The other side: Analysis by the Cleveland Fed economists, however, found that labor market imbalances during the pandemic contributed no more to the average level of wage growth than before the pandemic.

  • "Thus, we conclude that the post-pandemic increase in wage growth largely reflects higher inflation and does not reflect labor market imbalances," DeLuca and Van Zandweghe write.
  • Since "inflation has come down from its peak in mid-2022," they add, that suggests "a decline in wage growth from diminishing inflation pass-through."
The bottom line: So far, cooler inflation has not come alongside a jump in unemployment, as some economists feared would be necessary. But Fed officials are worried the still-tight labor market remains a risk for inflation.

  • At the last policy meeting, policymakers said "the labor market continued to be very tight," though there were signs "that demand and supply were coming into better balance," minutes released this week show.
  • But while wage growth had moderated, pay was still "rising at rates above levels" consistent with its 2% inflation target and "further progress toward a balancing of demand and supply in the labor market was needed."
I may be wrong, but it seems that economists aren't tracking employment figures tied to YT/TkTk/Instagm and such. Apparently revenue for micro accounts is around $400 per post and climb pretty significantly as the number of followers increase. 100k followers brings in an avg $3k/post.
Since the avg weekly gross income is $1300 /week ($68k/year), it would only take a couple videos a week to earn that avg salary, which is fairly substantial and inflation inducing. I imagine it's not so easy to reach 100k followers, but it propels the influencer into the low 6 figures income, something few could every imagine making.

This is what I found on the web:
"When looking at the US specifically, micro influencers are the biggest group, with over 793,000 throughout the country. Next up is the medium influencer group, with over 685,000 influencers throughout the US. Then followed by 51,700 macro influencers, and more than 5000 mega influencers." (blog.heepsy.com)

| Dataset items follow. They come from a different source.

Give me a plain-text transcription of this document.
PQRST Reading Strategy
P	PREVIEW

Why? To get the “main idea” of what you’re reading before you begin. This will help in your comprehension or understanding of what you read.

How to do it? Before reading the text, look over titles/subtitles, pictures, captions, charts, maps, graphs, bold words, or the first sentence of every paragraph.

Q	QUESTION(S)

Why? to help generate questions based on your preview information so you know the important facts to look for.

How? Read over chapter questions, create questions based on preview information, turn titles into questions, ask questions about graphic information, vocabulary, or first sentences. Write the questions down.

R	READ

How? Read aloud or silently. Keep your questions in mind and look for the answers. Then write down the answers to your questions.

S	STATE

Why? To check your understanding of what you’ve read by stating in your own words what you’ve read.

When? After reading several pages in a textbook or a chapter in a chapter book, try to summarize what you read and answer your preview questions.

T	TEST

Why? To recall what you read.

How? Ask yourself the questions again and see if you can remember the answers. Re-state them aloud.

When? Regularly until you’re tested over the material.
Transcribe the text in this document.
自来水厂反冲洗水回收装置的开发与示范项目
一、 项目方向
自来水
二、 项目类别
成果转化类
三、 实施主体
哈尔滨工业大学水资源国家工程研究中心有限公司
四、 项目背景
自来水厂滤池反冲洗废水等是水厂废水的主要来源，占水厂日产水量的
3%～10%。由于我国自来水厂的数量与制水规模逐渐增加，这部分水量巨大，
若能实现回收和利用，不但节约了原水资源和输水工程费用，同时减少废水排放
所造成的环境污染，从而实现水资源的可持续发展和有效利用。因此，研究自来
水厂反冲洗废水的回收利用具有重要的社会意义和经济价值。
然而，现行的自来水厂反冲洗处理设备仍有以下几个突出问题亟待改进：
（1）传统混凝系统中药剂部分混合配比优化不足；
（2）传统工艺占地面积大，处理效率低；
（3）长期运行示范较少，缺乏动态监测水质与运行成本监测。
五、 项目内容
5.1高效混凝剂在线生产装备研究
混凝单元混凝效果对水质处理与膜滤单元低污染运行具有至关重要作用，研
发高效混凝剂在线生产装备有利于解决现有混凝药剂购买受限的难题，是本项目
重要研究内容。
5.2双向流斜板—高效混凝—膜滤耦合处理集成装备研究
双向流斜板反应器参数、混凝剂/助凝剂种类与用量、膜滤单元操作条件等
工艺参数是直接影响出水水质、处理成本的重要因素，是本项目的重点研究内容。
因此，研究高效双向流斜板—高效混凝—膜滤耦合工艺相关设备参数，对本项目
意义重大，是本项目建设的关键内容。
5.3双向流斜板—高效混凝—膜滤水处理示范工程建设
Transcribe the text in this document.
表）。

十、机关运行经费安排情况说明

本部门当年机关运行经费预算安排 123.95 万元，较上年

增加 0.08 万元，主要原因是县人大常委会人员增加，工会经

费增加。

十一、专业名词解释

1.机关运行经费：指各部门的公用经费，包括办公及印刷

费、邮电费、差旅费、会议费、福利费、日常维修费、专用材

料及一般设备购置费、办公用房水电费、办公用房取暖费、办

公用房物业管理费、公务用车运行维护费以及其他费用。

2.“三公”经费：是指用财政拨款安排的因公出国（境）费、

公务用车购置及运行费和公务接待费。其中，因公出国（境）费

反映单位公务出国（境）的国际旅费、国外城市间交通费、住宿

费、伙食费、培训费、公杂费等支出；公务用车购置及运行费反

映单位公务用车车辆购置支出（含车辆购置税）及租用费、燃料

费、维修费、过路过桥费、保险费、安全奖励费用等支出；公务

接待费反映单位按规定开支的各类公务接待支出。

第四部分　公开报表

That's 1.5 million who aren't going back to the expected employment market, which is short over 9 million people. The carry over employment created by these influencers (production, marketing, etc.) is also probably significant and sucked out of the traditional economy.

The point is, the economy is transforming dramatically in front of our eyes by people who find ways to avoid going into 9 to 5 jobs (traders?) and paid significantly less. This creates additional tax revenue for the government but doesn't fill the jobs that remain vacant. Either the US will need to let poor migrants back in to take the jobs no one wants to do or the retail economy will continue to shrink and empower the home delivery businesses.